Broadly: in a world of decreasing memory corruption and increasing sandboxing, *bleed bugs provide a compelling option for easily stealing information from servers.

On design: taking a long running process and linking in ImageMagick as a library has to be a discouraged design choice, as it takes bugs that might not be very serious and makes them very serious indeed. Limiting ImageMagick decoders to a minimal required set is a must for any processing of untrusted input.

GraphicsMagick vs. ImageMagick, again. Well, well, look at this :) GraphicsMagick fixed this issue in March 2016, for the v1.3.24 release, tucked away in a changeset titled "Fix SourceForge bug #371 "out-of-bounds read in coders/rle.c:633:39" (see the second memset()). This is another case where tons of vulnerabilities are being found and fixed in both GraphicsMagick and ImageMagick with little co-ordination. This seems like a waste of effort and a risk of 0-day (or is it 1-day?) exposure. It goes both ways: the RLE memory corruption I referenced in my previous blog post was only fixed in GraphicsMagick in March 2016, having been previously fixed in ImageMagick in Dec 2014.

Linux distributions. This vulnerability is now 1-day in the sense that it is broadly unpatched by entities that repackage upstream ImageMagick, such as Linux distributions. (As a side note, it's worth noting that the RLE decoder in Ubuntu 16.04 LTS is totally borked due to a bogus check that can be seen getting removed here.)

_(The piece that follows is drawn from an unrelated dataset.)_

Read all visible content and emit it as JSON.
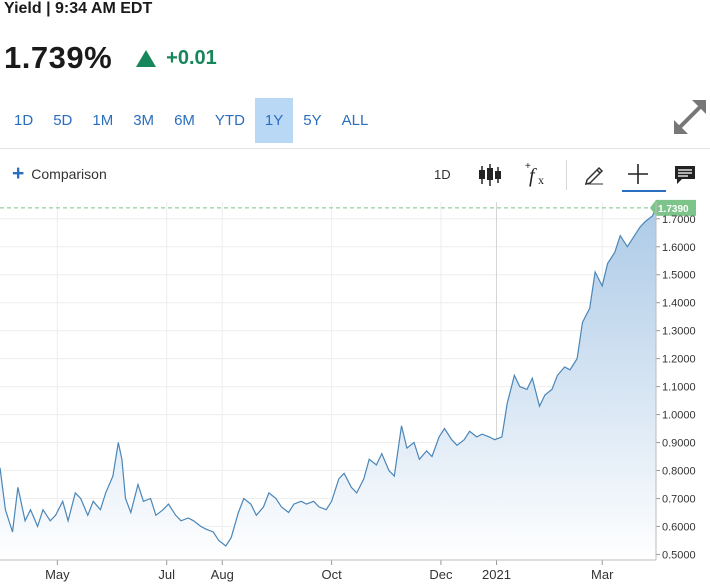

But most significantly for this conclusion, I wanted to highlight some questions about ecosystem responsibility.
Researcher responsibility: what is a researcher's responsibility and where does it end? As a researcher who becomes aware of a software risk, I believe I have a responsibility to let the "owner" of that software immediately know about the issue and the fact that I think it's a security risk. Let's assume that the owner makes a fix in a reasonable time. Are we good now? Well, what about all the downstream usages (eventually cascading to end users) that don't yet have the fix? So is it my responsibility to go and find and harangue every cloud provider that is affected? No, probably not. We might let one or two providers with bounty programs know as a positive feedback for encouraging security research, but the broader problem remains.
Upstream vendor responsibility: how should the upstream vendor respond to a security report other than identifying it (if not already clearly flagged) and fixing it promptly? Personally, I think there should be some form of notification in a well defined place (mailing list; web site announcement area; etc.) and the upstream vendor could also take the burden of getting the CVE.
Consumer responsibility: what should consumers such as Yahoo!, Box, DropBox, Ubuntu, etc. do? Well, if the upstream vendor is doing a good job, the consumer security teams can all be subscribed to the same authoritative source and take action whenever a new announcement is made. (Probably less trivial than it sounds; both Box and Yahoo! appear to have been running old versions of ImageMagick with known vulnerabilities.)